AH: What recommendations would you give to Chinese young academics who try to find ways of combining their research interests with their disarmament work?
TZ: The nuclear field sounds very small and narrow but in fact it’s very broad and deep. I think young scholars can pick a niche area/niche topic that interests them and then try to understand everything about this very small topic. That will gradually help broaden their perspective and lead them to other related areas or topics. This is at least how it happened to me. I became interested in a small topic and then in the process of doing research I was exposed to even more topics of interests. So gradually you become more and more familiar with this field. There are many great educational programs that are available today, if you are determined to pursue a formal training in this field. There are many opportunities, short-term programs, long-term programs, master programs, PhD programs, etc. Young scholars should make full use of these resources.
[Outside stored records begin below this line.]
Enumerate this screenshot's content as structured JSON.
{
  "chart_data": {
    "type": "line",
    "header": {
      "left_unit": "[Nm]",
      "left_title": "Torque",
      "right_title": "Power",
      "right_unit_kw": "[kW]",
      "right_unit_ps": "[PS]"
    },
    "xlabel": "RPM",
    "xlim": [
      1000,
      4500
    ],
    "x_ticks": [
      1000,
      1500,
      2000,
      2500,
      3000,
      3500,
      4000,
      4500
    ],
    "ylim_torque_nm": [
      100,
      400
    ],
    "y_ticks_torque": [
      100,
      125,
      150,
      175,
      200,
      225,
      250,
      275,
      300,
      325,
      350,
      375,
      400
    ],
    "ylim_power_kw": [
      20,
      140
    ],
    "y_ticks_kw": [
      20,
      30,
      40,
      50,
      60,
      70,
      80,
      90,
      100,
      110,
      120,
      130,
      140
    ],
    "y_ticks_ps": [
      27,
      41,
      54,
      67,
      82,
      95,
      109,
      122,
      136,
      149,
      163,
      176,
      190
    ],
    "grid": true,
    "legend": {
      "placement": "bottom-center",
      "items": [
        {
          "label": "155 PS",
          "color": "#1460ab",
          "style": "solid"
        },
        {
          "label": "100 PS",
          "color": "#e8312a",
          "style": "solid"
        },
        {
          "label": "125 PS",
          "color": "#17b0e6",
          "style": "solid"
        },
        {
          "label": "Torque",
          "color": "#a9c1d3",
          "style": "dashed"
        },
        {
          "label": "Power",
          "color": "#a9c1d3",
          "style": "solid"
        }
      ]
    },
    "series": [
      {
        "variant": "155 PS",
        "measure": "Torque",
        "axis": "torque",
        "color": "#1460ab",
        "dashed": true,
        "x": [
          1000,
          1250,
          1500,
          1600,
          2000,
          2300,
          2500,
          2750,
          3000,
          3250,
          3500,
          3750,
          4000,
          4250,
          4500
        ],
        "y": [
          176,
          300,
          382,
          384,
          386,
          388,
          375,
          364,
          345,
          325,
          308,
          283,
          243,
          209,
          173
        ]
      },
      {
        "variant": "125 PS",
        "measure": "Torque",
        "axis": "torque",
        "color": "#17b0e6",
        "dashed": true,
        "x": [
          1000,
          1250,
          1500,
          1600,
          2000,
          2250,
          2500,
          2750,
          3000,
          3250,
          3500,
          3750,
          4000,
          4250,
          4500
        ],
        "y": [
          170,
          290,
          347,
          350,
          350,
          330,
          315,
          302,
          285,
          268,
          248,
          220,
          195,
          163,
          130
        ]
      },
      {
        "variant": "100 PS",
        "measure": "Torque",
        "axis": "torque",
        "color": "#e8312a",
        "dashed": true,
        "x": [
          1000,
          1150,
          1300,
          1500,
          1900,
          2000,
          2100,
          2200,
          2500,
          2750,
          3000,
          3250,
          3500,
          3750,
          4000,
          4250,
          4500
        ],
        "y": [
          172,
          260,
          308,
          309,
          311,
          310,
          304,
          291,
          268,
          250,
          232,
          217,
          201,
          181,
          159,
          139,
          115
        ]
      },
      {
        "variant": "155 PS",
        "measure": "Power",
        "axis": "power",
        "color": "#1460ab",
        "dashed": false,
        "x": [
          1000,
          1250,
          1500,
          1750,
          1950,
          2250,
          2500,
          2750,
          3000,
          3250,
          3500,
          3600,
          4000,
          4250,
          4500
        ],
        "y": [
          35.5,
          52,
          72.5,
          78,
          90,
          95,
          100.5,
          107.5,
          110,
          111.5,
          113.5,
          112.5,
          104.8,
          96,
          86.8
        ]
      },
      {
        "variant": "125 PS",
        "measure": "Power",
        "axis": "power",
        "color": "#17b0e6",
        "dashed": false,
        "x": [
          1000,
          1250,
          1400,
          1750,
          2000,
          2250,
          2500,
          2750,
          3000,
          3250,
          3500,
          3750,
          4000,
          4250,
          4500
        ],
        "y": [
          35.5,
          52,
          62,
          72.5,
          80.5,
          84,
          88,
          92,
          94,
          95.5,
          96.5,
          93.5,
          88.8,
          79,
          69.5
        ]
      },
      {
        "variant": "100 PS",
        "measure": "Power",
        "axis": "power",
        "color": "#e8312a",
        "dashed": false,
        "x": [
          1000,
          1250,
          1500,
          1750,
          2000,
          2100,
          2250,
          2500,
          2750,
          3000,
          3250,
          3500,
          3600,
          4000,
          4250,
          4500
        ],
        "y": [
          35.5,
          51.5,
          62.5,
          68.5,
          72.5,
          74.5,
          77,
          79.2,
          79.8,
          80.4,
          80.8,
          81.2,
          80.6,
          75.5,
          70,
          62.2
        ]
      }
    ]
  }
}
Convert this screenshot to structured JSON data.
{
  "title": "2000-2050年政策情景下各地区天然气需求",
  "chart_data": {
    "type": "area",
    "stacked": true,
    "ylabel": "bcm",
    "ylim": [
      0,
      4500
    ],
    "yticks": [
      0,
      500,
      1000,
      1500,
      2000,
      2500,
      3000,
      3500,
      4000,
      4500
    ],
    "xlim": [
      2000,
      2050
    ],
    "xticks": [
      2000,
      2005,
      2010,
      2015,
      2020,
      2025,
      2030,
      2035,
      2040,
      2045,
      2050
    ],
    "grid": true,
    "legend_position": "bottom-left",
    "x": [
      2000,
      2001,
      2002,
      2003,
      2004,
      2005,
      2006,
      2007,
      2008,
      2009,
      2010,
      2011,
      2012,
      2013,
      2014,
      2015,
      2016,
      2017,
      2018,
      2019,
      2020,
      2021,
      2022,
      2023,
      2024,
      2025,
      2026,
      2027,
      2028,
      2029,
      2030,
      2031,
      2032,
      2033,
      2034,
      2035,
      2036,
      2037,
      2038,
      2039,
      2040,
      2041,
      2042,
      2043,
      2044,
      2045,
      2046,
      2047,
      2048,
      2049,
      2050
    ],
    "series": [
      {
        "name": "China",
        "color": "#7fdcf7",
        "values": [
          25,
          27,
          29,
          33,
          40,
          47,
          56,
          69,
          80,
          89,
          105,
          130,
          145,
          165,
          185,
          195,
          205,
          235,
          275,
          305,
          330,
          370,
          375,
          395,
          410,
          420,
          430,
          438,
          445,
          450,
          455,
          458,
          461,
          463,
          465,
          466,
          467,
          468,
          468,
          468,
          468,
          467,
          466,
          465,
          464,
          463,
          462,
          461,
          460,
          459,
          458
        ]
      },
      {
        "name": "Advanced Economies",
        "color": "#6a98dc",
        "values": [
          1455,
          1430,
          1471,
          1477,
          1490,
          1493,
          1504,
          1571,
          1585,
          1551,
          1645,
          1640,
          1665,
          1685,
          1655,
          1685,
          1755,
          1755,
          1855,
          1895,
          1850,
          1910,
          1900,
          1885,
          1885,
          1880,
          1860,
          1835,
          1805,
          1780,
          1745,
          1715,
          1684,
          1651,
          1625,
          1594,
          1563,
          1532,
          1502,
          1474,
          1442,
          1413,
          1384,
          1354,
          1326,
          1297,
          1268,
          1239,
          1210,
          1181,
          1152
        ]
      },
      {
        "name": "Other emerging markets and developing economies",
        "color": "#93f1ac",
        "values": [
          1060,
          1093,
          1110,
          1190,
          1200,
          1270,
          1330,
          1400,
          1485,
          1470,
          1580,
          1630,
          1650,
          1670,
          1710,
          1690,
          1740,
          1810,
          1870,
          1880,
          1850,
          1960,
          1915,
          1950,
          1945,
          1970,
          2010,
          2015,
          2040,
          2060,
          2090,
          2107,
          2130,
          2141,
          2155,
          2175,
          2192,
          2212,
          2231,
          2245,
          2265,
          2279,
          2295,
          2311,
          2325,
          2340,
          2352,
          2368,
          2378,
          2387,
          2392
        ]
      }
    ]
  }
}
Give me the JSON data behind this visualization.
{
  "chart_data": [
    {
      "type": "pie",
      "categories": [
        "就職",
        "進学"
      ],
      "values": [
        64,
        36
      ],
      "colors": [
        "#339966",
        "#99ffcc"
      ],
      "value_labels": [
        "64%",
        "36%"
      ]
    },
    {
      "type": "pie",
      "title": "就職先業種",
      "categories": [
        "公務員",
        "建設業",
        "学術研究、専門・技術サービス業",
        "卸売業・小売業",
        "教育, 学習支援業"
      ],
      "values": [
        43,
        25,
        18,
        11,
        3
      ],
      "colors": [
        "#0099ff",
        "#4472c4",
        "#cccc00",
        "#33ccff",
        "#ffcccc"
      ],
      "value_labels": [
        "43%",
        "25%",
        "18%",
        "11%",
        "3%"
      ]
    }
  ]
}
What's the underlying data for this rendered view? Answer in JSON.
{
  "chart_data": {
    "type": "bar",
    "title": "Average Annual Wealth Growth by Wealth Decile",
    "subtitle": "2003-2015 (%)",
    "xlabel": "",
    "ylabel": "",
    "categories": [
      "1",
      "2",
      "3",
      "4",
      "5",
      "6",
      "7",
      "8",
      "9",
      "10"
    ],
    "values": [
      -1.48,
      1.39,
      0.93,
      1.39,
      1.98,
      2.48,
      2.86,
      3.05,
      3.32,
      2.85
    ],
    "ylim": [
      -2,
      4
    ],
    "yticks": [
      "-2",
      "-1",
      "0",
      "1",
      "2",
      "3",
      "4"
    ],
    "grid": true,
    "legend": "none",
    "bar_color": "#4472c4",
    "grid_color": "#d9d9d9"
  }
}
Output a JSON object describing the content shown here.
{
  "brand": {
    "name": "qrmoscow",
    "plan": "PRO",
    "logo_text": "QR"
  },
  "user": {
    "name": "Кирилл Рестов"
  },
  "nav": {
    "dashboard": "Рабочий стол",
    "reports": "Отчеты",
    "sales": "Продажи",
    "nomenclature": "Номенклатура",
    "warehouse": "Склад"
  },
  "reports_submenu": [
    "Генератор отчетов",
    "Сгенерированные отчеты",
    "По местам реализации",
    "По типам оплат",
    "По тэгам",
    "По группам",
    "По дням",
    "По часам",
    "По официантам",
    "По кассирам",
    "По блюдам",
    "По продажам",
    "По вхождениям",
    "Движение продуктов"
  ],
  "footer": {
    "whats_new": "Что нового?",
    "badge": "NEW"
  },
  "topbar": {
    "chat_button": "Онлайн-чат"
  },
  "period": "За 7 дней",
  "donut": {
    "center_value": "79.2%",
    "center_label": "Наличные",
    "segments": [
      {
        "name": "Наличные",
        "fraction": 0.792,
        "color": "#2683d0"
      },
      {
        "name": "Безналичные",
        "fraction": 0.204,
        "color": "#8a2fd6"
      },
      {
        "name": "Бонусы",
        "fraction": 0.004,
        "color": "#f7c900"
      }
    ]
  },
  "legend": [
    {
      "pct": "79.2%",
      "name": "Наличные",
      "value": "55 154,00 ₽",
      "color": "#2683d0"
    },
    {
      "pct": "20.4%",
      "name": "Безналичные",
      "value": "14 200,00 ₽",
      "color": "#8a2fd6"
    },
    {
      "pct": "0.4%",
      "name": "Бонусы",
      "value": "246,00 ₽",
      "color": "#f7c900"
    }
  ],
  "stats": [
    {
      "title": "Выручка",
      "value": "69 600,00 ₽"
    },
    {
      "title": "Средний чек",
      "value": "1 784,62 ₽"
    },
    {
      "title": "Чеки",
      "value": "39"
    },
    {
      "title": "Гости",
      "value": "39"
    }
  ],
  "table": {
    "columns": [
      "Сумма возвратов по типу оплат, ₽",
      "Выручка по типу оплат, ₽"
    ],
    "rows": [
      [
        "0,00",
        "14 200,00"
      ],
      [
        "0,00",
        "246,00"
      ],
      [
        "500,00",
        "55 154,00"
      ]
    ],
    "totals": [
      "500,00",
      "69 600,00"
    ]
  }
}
I think it’s also important to note that nuclear policy is never an isolated topic. The reason that one country has this or that policy on disarmament, for example, is always closely related to its overall foreign policy or even domestic policy issues. It would benefit young experts to do two things simultaneously. One is to develop very specialized expertise, in the specific research area; the other is to develop broad understandings about the foreign policy and domestic policy of the country under research. There are often strong connections between the two. You have to understand the one in order to understand the other. One challenge for young experts today is that they don’t necessarily pay much attention to the overall picture, for instance, what’s happening in China in general, what’s China’s overall foreign policy approach? They are sometimes only interested in one specific area. That’s fine in some cases, but in terms of disarmament policy and nuclear policy, it’s all very much connected to other issues. So, I think these two levels of efforts are necessary at the same time.